Благословен, давший учение народу своему".
О четырех сыновьях толкует Тора:
об умном, нечестивом, несмышленом и неспособном задавать вопросы.
Нечестивый о чем спрашивает?
"Что это за служба у вас?"
"У вас", а не у него!
Исключая себя из общины, он отвергает основы веры.
Притупи ему зубы и растолкуй:
"Это ради того, что Господь совершил для меня при выходе моем из Египта".
"Для меня", но не для него. Будь он там - не был бы вызволен".

   Мне снилась печальная долина между холмами. С неба спадали сумерки, и тропа, едва различимая в темно-зеленой ворсе, уползая, тонула в меркнущем бесцветье, еще не добравшись до камыша, шорохом выдающего заболоченное озеро. Ночь подкрадывалась, заполняя пространство лишь ей ведомой жизнью блуждающих звуков, влажным запахом трав, хождением неясных мерцаний и холодных огней. Все дарованное глазу солнцем расточилось и потеряло значение вместе с ушедшим днем. И только единый приметный знак, недвижимо паря, венчал темнеющее небо: не погасло, храня отблески где-то догорающего заката, одинокое облако, замершее над затаившейся гладью тихой воды. Сквозь дымную его массу в вышине проступал светлым образом купол, причудливо скроенный отсветом далеких пиков и перевалов в образ высокой трехконечной шапки, напоминающей папскую тиару. Прелый болотный дух, поднимаясь с невидимого озера, питал основание его; все тусклое и туманное, кружась над землей, текло в медленно восходящем потоке и где-то там вверху преображалось в скрытое сияние, наполняя чудный мираж над темнеющими лугами грустным светом расставания.Череда легких белесых теней сизыми пятнами проступила на сплошном полотне мрака, затопившего ложбину. Мягчайшее дуновение разогнало бы их, как последний дымок затухшей трубки старого моряка-куряги. Но в тихом безветрии, увлекаемые лишь неспешностью сонного круговорота, плыли прозрачные тени, холодно обращая взоры к погасшему для них миру, и не узнавая в нем ничего близкого сердцу.

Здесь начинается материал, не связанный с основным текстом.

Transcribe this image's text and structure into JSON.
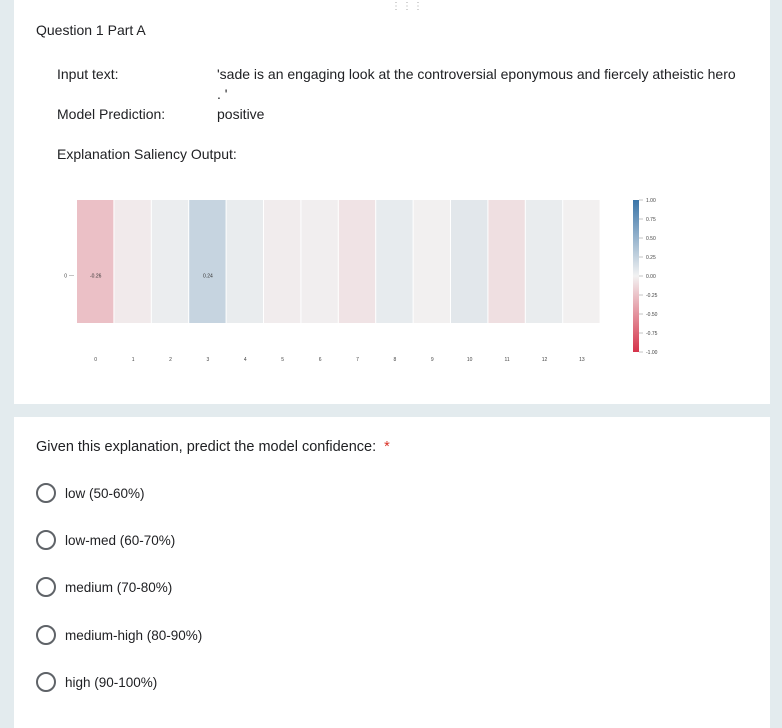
{
  "question": {
    "title": "Question 1 Part A",
    "input_label": "Input text:",
    "input_value": "'sade is an engaging look at the controversial eponymous and fiercely atheistic hero . '",
    "prediction_label": "Model Prediction:",
    "prediction_value": "positive",
    "explanation_label": "Explanation Saliency Output:"
  },
  "chart_data": {
    "type": "heatmap",
    "y_tick": "0",
    "x_ticks": [
      "0",
      "1",
      "2",
      "3",
      "4",
      "5",
      "6",
      "7",
      "8",
      "9",
      "10",
      "11",
      "12",
      "13"
    ],
    "values": [
      -0.26,
      -0.04,
      0.04,
      0.24,
      0.05,
      -0.03,
      -0.02,
      -0.08,
      0.06,
      -0.01,
      0.09,
      -0.1,
      0.05,
      -0.01
    ],
    "annotations": {
      "0": "-0.26",
      "3": "0.24"
    },
    "colorbar": {
      "ticks": [
        "1.00",
        "0.75",
        "0.50",
        "0.25",
        "0.00",
        "-0.25",
        "-0.50",
        "-0.75",
        "-1.00"
      ],
      "range": [
        -1,
        1
      ]
    },
    "colors": {
      "positive": "#3b75a8",
      "negative": "#d6334a",
      "neutral": "#f2f2f2"
    }
  },
  "confidence": {
    "question": "Given this explanation, predict the model confidence:",
    "required_mark": "*",
    "options": [
      "low (50-60%)",
      "low-med (60-70%)",
      "medium (70-80%)",
      "medium-high (80-90%)",
      "high (90-100%)"
    ]
  }
}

   Издалека, сквозь гулкий туман долетели восемь медных ударов маятника. Стрелка переползла вечернюю восьмерку, и на пороге времени остановилась, застыв в безмолвии, ночь.
   Будто винтовая лестница протянулась к видению в небе, просвечивающему сквозь туманную вуаль очертаниями остроконечной пирамиды грота с перекошенным овалом рта. И вереница призраков, ступая по незримым уступам, в долгом молчании шла к челюстям парящего пурпурного чуда. Подвижные стены его, сотканные текучими потоками клубящейся пепельно-сизой мглы, слагали на беззвездном траурном бархате пунцово теплящийся знак. А в глубине самого грота, источающим небесно голубое сияние, воздвигся лучистый ромбовидный камень, вмещающий в ясности своей всепоглощающее ядро зрачка, подобного колодцу, не знающему ни воды, ни дна. То было oко, и два светлоликих существа вместо век огненными крылами прикрывали глубину бездны его.

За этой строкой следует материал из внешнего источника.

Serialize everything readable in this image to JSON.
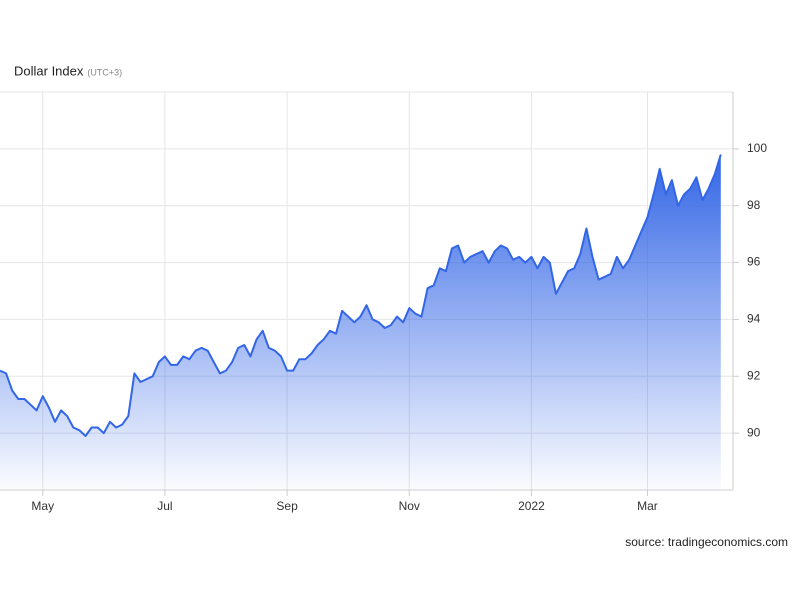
{
  "chart_data": {
    "type": "area",
    "title": "Dollar Index",
    "subtitle": "(UTC+3)",
    "source": "source: tradingeconomics.com",
    "values": [
      92.2,
      92.1,
      91.5,
      91.2,
      91.2,
      91.0,
      90.8,
      91.3,
      90.9,
      90.4,
      90.8,
      90.6,
      90.2,
      90.1,
      89.9,
      90.2,
      90.2,
      90.0,
      90.4,
      90.2,
      90.3,
      90.6,
      92.1,
      91.8,
      91.9,
      92.0,
      92.5,
      92.7,
      92.4,
      92.4,
      92.7,
      92.6,
      92.9,
      93.0,
      92.9,
      92.5,
      92.1,
      92.2,
      92.5,
      93.0,
      93.1,
      92.7,
      93.3,
      93.6,
      93.0,
      92.9,
      92.7,
      92.2,
      92.2,
      92.6,
      92.6,
      92.8,
      93.1,
      93.3,
      93.6,
      93.5,
      94.3,
      94.1,
      93.9,
      94.1,
      94.5,
      94.0,
      93.9,
      93.7,
      93.8,
      94.1,
      93.9,
      94.4,
      94.2,
      94.1,
      95.1,
      95.2,
      95.8,
      95.7,
      96.5,
      96.6,
      96.0,
      96.2,
      96.3,
      96.4,
      96.0,
      96.4,
      96.6,
      96.5,
      96.1,
      96.2,
      96.0,
      96.2,
      95.8,
      96.2,
      96.0,
      94.9,
      95.3,
      95.7,
      95.8,
      96.3,
      97.2,
      96.2,
      95.4,
      95.5,
      95.6,
      96.2,
      95.8,
      96.1,
      96.6,
      97.1,
      97.6,
      98.4,
      99.3,
      98.4,
      98.9,
      98.0,
      98.4,
      98.6,
      99.0,
      98.2,
      98.6,
      99.1,
      99.8
    ],
    "color": "#3366e6",
    "xlim": [
      0,
      120
    ],
    "xticks": [
      {
        "value": 7,
        "label": "May"
      },
      {
        "value": 27,
        "label": "Jul"
      },
      {
        "value": 47,
        "label": "Sep"
      },
      {
        "value": 67,
        "label": "Nov"
      },
      {
        "value": 87,
        "label": "2022"
      },
      {
        "value": 106,
        "label": "Mar"
      }
    ],
    "ylim": [
      88,
      102
    ],
    "yticks": [
      90,
      92,
      94,
      96,
      98,
      100
    ],
    "grid": true
  }
}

   Зарождаясь внизу, в сумрачной темноте как пузырьки или икринки, восходили тени, наполняясь внутренним дыханием, росли с каждым шагом, обретая знакомые формы, но теряя при том осязаемую плотность и становясь прозрачно бестелесными. Шли согласной чередой спиральными кругами ввысь, даже не замечая друг друга, устремленные помыслами к светлому престолу, где исчезали бесследно, не оставляя и памяти сожаления о себе.
   Изредка чинный строй нарушался, и какой-то торопливый дух как искра взмывал, пропадая мгновенно в чертогах облачного грота. Присмотревшись, я разглядел одного из спешащих: белая птица, раскрашенная коричневым древесным узором по крыльям, порхнула как бабочка Чио-Сан, в вышине вдруг засверкала золотистой звездочкой-сердечком и погасла. За ней вслед понеслась, махая длинными ушами, черная пятнистая собака. И только два веселых ее глаза - коричневый и прозрачно голубой, ожесточенно горя, задержались на миг в круговороте безвозвратного движенья, а затем исчезли. Навсегда.

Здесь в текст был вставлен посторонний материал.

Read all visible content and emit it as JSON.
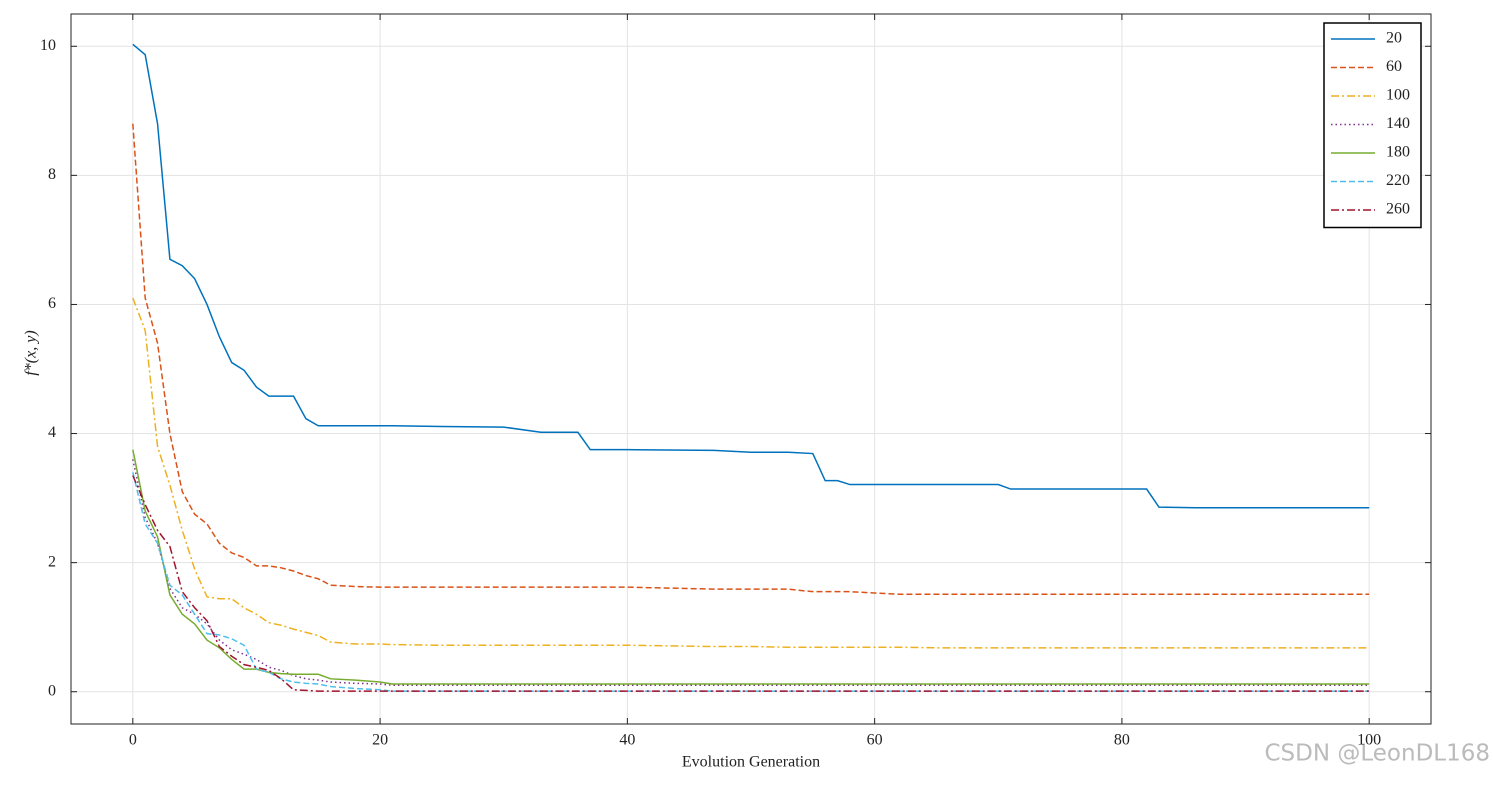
{
  "chart_data": {
    "type": "line",
    "xlabel": "Evolution Generation",
    "ylabel": "f*(x, y)",
    "watermark": "CSDN @LeonDL168",
    "xlim": [
      -5,
      105
    ],
    "ylim": [
      -0.5,
      10.5
    ],
    "xticks": [
      0,
      20,
      40,
      60,
      80,
      100
    ],
    "yticks": [
      0,
      2,
      4,
      6,
      8,
      10
    ],
    "grid": true,
    "legend": "upper right",
    "x": [
      0,
      1,
      2,
      3,
      4,
      5,
      6,
      7,
      8,
      9,
      10,
      11,
      12,
      13,
      14,
      15,
      16,
      18,
      20,
      21,
      25,
      30,
      33,
      36,
      37,
      40,
      47,
      50,
      53,
      55,
      56,
      57,
      58,
      62,
      65,
      70,
      71,
      80,
      82,
      83,
      86,
      100
    ],
    "series": [
      {
        "name": "20",
        "color": "#0072BD",
        "style": "solid",
        "values": [
          10.03,
          9.87,
          8.8,
          6.7,
          6.6,
          6.4,
          6.0,
          5.5,
          5.1,
          4.98,
          4.72,
          4.58,
          4.58,
          4.58,
          4.23,
          4.12,
          4.12,
          4.12,
          4.12,
          4.12,
          4.11,
          4.1,
          4.02,
          4.02,
          3.75,
          3.75,
          3.74,
          3.71,
          3.71,
          3.69,
          3.27,
          3.27,
          3.21,
          3.21,
          3.21,
          3.21,
          3.14,
          3.14,
          3.14,
          2.86,
          2.85,
          2.85
        ]
      },
      {
        "name": "60",
        "color": "#D95319",
        "style": "dashed",
        "values": [
          8.8,
          6.1,
          5.4,
          4.0,
          3.1,
          2.75,
          2.6,
          2.3,
          2.15,
          2.08,
          1.95,
          1.95,
          1.92,
          1.87,
          1.8,
          1.75,
          1.65,
          1.63,
          1.62,
          1.62,
          1.62,
          1.62,
          1.62,
          1.62,
          1.62,
          1.62,
          1.59,
          1.59,
          1.59,
          1.55,
          1.55,
          1.55,
          1.55,
          1.51,
          1.51,
          1.51,
          1.51,
          1.51,
          1.51,
          1.51,
          1.51,
          1.51
        ]
      },
      {
        "name": "100",
        "color": "#EDB120",
        "style": "dashdot",
        "values": [
          6.1,
          5.6,
          3.8,
          3.2,
          2.5,
          1.9,
          1.47,
          1.44,
          1.44,
          1.3,
          1.2,
          1.07,
          1.03,
          0.97,
          0.92,
          0.87,
          0.77,
          0.74,
          0.74,
          0.73,
          0.72,
          0.72,
          0.72,
          0.72,
          0.72,
          0.72,
          0.7,
          0.7,
          0.69,
          0.69,
          0.69,
          0.69,
          0.69,
          0.69,
          0.68,
          0.68,
          0.68,
          0.68,
          0.68,
          0.68,
          0.68,
          0.68
        ]
      },
      {
        "name": "140",
        "color": "#7E2F8E",
        "style": "dotted",
        "values": [
          3.6,
          2.7,
          2.3,
          1.6,
          1.3,
          1.2,
          1.05,
          0.8,
          0.65,
          0.58,
          0.5,
          0.38,
          0.33,
          0.25,
          0.2,
          0.18,
          0.15,
          0.13,
          0.12,
          0.1,
          0.1,
          0.1,
          0.1,
          0.1,
          0.1,
          0.1,
          0.1,
          0.1,
          0.1,
          0.1,
          0.1,
          0.1,
          0.1,
          0.1,
          0.1,
          0.1,
          0.1,
          0.1,
          0.1,
          0.1,
          0.1,
          0.1
        ]
      },
      {
        "name": "180",
        "color": "#77AC30",
        "style": "solid",
        "values": [
          3.75,
          2.8,
          2.4,
          1.5,
          1.2,
          1.05,
          0.8,
          0.68,
          0.5,
          0.35,
          0.35,
          0.3,
          0.28,
          0.27,
          0.27,
          0.27,
          0.2,
          0.18,
          0.15,
          0.12,
          0.12,
          0.12,
          0.12,
          0.12,
          0.12,
          0.12,
          0.12,
          0.12,
          0.12,
          0.12,
          0.12,
          0.12,
          0.12,
          0.12,
          0.12,
          0.12,
          0.12,
          0.12,
          0.12,
          0.12,
          0.12,
          0.12
        ]
      },
      {
        "name": "220",
        "color": "#4DBEEE",
        "style": "dashed",
        "values": [
          3.4,
          2.6,
          2.3,
          1.65,
          1.5,
          1.2,
          0.9,
          0.88,
          0.82,
          0.72,
          0.35,
          0.3,
          0.2,
          0.15,
          0.13,
          0.12,
          0.08,
          0.05,
          0.03,
          0.01,
          0.01,
          0.01,
          0.01,
          0.01,
          0.01,
          0.01,
          0.01,
          0.01,
          0.01,
          0.01,
          0.01,
          0.01,
          0.01,
          0.01,
          0.01,
          0.01,
          0.01,
          0.01,
          0.01,
          0.01,
          0.01,
          0.01
        ]
      },
      {
        "name": "260",
        "color": "#A2142F",
        "style": "dashdot",
        "values": [
          3.35,
          2.9,
          2.5,
          2.25,
          1.55,
          1.3,
          1.1,
          0.7,
          0.55,
          0.42,
          0.38,
          0.33,
          0.2,
          0.03,
          0.02,
          0.01,
          0.01,
          0.01,
          0.01,
          0.01,
          0.01,
          0.01,
          0.01,
          0.01,
          0.01,
          0.01,
          0.01,
          0.01,
          0.01,
          0.01,
          0.01,
          0.01,
          0.01,
          0.01,
          0.01,
          0.01,
          0.01,
          0.01,
          0.01,
          0.01,
          0.01,
          0.01
        ]
      }
    ]
  }
}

   Я вспомнил глинистый овраг на камышовых склонах Куяльника, жестко подползший к наскоро забросанной яме. В том феврале она уснула от смертельной дозы промедола - не дыша. Торопимый круглой, с футбольный мяч луной, я разорвал полотно пелены ее савана и приник к еще теплой и податливо мягкой груди, слушая, не бьется ли сердце.
   Чтобы не зарыть ее живой. И кто мне скажет - был ли то сон?

"Потому что участь сынов человеческих и участь животных - участь одна;
Как те умирают, так умирают и эти,
И одно дыхание у всех,
И нет у человека преимущества перед скотом;
Потому что все - суета!
Кто знает: дух сынов человеческих восходит ли вверх,
И дух животных сходит ли вниз, в землю?" (Еккл.3; 19, 21)

   На глиняной стене того мертвого оврага непонятно каким чудом, но выросла тыква, и два ее зеленых кабака питались ползучими стеблями. Один был разломан и наполовину сгнил, а другой, еще не тронутый, ждал хозяина. Почему же я не забрал его у тленья?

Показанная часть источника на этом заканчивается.